Manuskrip merupakan koleksi langka yang dipunyai oleh setiap bangsa di belahan dunia. Masyarakat bisa mempelajari perjalanan hidup leluhurnya melalui naskah lama yang telah dianggit leluhurnya. Manuskrip sangat penting utuk dikaji dan dijaga kelestariannya karena ini merupakan jejeak sejarah yang sangat penting. Ini juga merupakan warisan masa lampau yang memuat pengetahuan yang berkaitan dengan realitas atau kondisi sosiokultural yang berlainan dengan kondisi sekarang.
Manuskrip juga mengandung informasi yang tak sembarangan dari bidang sastra, agama, hukum, adat istiadat, dan lannya. Informasi yang berada di manuskrip dapat membantu atau menjadi panduan bagi penekun sejarah maupun peneliti di bidang humaniora tatkala mempelajari topik yang dikajinya. Contohnya adalah Ramayana Kekawin.

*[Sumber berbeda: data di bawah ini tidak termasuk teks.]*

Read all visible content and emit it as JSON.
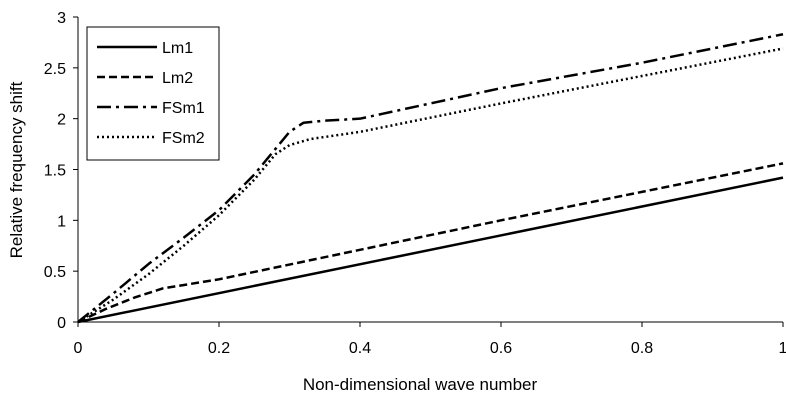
{
  "chart_data": {
    "type": "line",
    "title": "",
    "xlabel": "Non-dimensional wave number",
    "ylabel": "Relative frequency shift",
    "xlim": [
      0,
      1
    ],
    "ylim": [
      0,
      3
    ],
    "xticks": [
      "0",
      "0.2",
      "0.4",
      "0.6",
      "0.8",
      "1"
    ],
    "yticks": [
      "0",
      "0.5",
      "1",
      "1.5",
      "2",
      "2.5",
      "3"
    ],
    "grid": false,
    "legend_position": "top-left",
    "series": [
      {
        "name": "Lm1",
        "style": "solid",
        "x": [
          0,
          1
        ],
        "y": [
          0,
          1.42
        ]
      },
      {
        "name": "Lm2",
        "style": "dashed",
        "x": [
          0,
          0.04,
          0.08,
          0.12,
          0.2,
          0.4,
          0.6,
          0.8,
          1
        ],
        "y": [
          0,
          0.13,
          0.24,
          0.33,
          0.42,
          0.71,
          1.0,
          1.28,
          1.56
        ]
      },
      {
        "name": "FSm1",
        "style": "dashdot",
        "x": [
          0,
          0.05,
          0.1,
          0.15,
          0.2,
          0.25,
          0.3,
          0.32,
          0.35,
          0.4,
          0.6,
          0.8,
          1
        ],
        "y": [
          0,
          0.28,
          0.57,
          0.83,
          1.1,
          1.45,
          1.87,
          1.96,
          1.98,
          2.0,
          2.3,
          2.55,
          2.83
        ]
      },
      {
        "name": "FSm2",
        "style": "dotted",
        "x": [
          0,
          0.05,
          0.1,
          0.15,
          0.2,
          0.25,
          0.28,
          0.3,
          0.33,
          0.4,
          0.6,
          0.8,
          1
        ],
        "y": [
          0,
          0.22,
          0.47,
          0.75,
          1.05,
          1.4,
          1.65,
          1.74,
          1.8,
          1.87,
          2.15,
          2.42,
          2.69
        ]
      }
    ]
  }
}
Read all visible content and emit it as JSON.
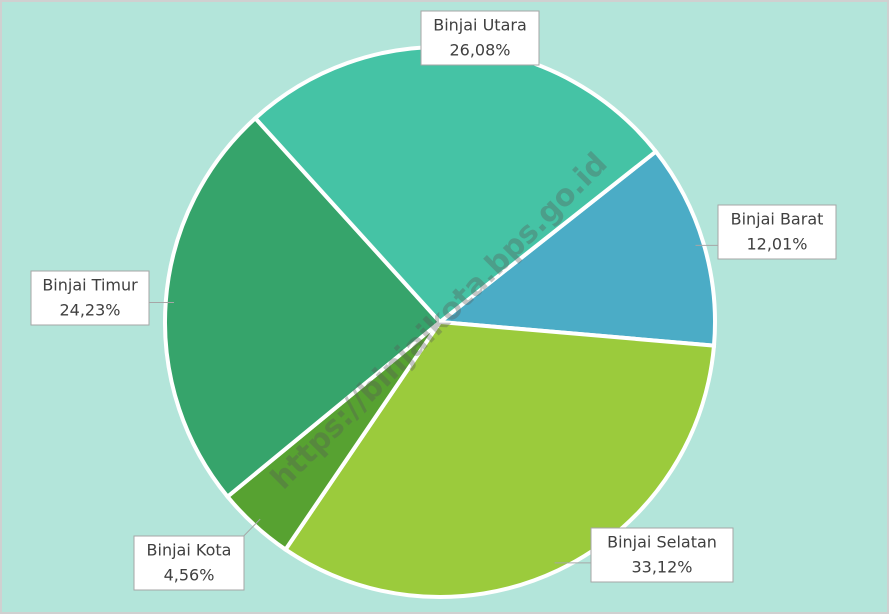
{
  "chart_data": {
    "type": "pie",
    "categories": [
      "Binjai Barat",
      "Binjai Selatan",
      "Binjai Kota",
      "Binjai Timur",
      "Binjai Utara"
    ],
    "values": [
      12.01,
      33.12,
      4.56,
      24.23,
      26.08
    ],
    "value_labels": [
      "12,01%",
      "33,12%",
      "4,56%",
      "24,23%",
      "26,08%"
    ],
    "colors": [
      "#4bacc6",
      "#9bcb3c",
      "#57a231",
      "#36a46b",
      "#45c3a5"
    ],
    "watermark": "https://binjaikota.bps.go.id"
  }
}
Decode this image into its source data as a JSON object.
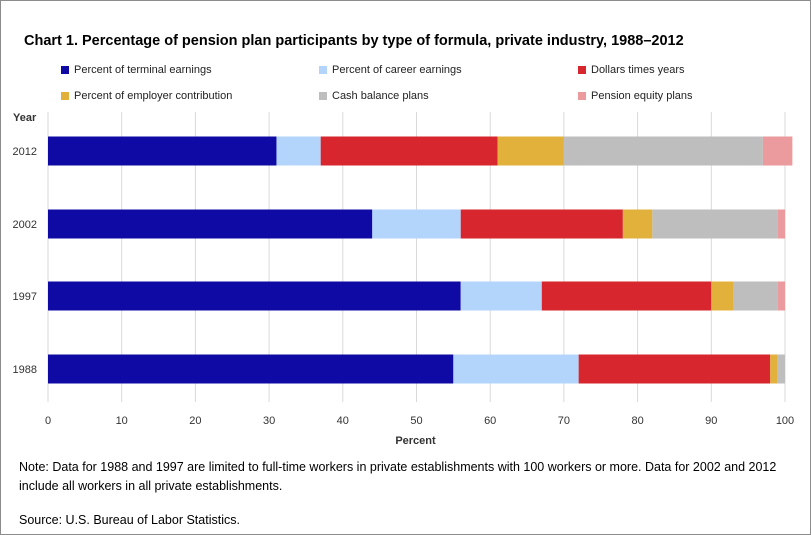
{
  "chart_data": {
    "type": "bar",
    "orientation": "horizontal",
    "stacked": true,
    "title": "Chart 1.  Percentage of pension plan participants by type of formula, private industry, 1988–2012",
    "xlabel": "Percent",
    "ylabel": "Year",
    "xlim": [
      0,
      100
    ],
    "xticks": [
      "0",
      "10",
      "20",
      "30",
      "40",
      "50",
      "60",
      "70",
      "80",
      "90",
      "100"
    ],
    "grid": true,
    "legend_position": "top",
    "categories": [
      "2012",
      "2002",
      "1997",
      "1988"
    ],
    "series": [
      {
        "name": "Percent of terminal earnings",
        "color": "#0f0aa3",
        "values": [
          31,
          44,
          56,
          55
        ]
      },
      {
        "name": "Percent of career earnings",
        "color": "#b3d5fc",
        "values": [
          6,
          12,
          11,
          17
        ]
      },
      {
        "name": "Dollars times years",
        "color": "#d7262d",
        "values": [
          24,
          22,
          23,
          26
        ]
      },
      {
        "name": "Percent of employer contribution",
        "color": "#e2b13c",
        "values": [
          9,
          4,
          3,
          1
        ]
      },
      {
        "name": "Cash balance plans",
        "color": "#bebebe",
        "values": [
          27,
          17,
          6,
          1
        ]
      },
      {
        "name": "Pension equity plans",
        "color": "#eb9a9e",
        "values": [
          4,
          1,
          1,
          0
        ]
      }
    ]
  },
  "note": "Note:  Data for 1988 and 1997 are limited to full-time workers in private establishments with 100 workers or more.  Data for 2002 and 2012 include all workers in all private establishments.",
  "source": "Source: U.S. Bureau of Labor Statistics."
}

Ramayan Kekawin ini sudah didaftarkan oleh Yatini Wahyuningsih, SE, M.Si pada tanggal 28 Juni 2021 di Surakarta. Ramayana Kekawin ini merupakan adaptasi dari kisah Ramayana. Kisah mengenai perlawanan epik (cinta) antara Rama yang menjadi raja Ngyodya dengan Dasamuka (Rahwana) yang menhuasai Ngslengka. Mereka memperebutkan Sinta. Ramayana dikarang oleh Empu Yogiswara dengan perkiraan tahun sebelum 930 Masehi atau era pemerintahan Dyah Balitung (Mataram). Karangan Ramayana ini kemudian ditulis ulang di Surakarta pada 1783 oleh juru tulis Sandrapate. Ramayana biasanya disusun untuk diberikan kepada putra mahkota yang hendak memerintah.
Manuskrip Ramayana Jawa Kuno dalam bentuk kekawin, dibuka dengan Bramara, “Ana ta sira ratu ddhibya rengeng.” Pupuh kedua dalam Basonta, “Kawit saratsamaya kalanira para ngke.” Pupuh sebelum terakhir dalam Langenjiwa, “Ksma sahana-hana asujana kusala sapala pinuji pinaraga siguna.” Pupuh terakhir dalam Astakola, membentuktanda penerbit, “yeki karaning ulun tumiru sotani carita niranjana priya.”
Manuskrip ini dianggit untuk putra mahkota Karaton Surakarta berusia 13 tahun, “Sang Maha Narpaputranom tarlen, jengira pangran Dipatya Taruna.” Yang kelak bergelar I.S.K.S. Pakubuwana V. Salinan tertanggal Buda Kliwon, 16 Rajab Ehe 1724 (3 Januari 1798); “sangkala, “jalaniddji [4] boja [2] groaning [7] rat [1]”.
Tahun pembuatan teks ini dicantumkan dalam sebuah sengkalan yang berbunyi: Trus [9]Sah[0]Saptaning[7]Sang Raja[1], atau Tahun Jawa 1709. Teks ini merekam cerita Ramayana yang ditulis dalam bentuk tembang beraksara dan berbahasa Jawa.
Berdasarkan alur ceritanya, teks ini merupakan adaptasi dari cerita Ramayana karangan Walmiki, yang disadur Empu Yogiswara. Teks ini ditulis ulang pada tahun 1783, dengan juru tulis Sadarapete dan jumlah halaman 587. Pada beberapa bagian halaman memiliki iluminasi yang sangat indah dengan dihiasi tinta berwarna penuh dibubuhhi oleh warna emas.
Sampai saat ini, manuskrip ini masih bertahan dengan upaya pelestariannya berupa promosi langsung dan juga promosi melalui mulut ke mulut (promosei lesan). Kini dokumentasi itu berupa naskah, mikrofilm, dan foto digital.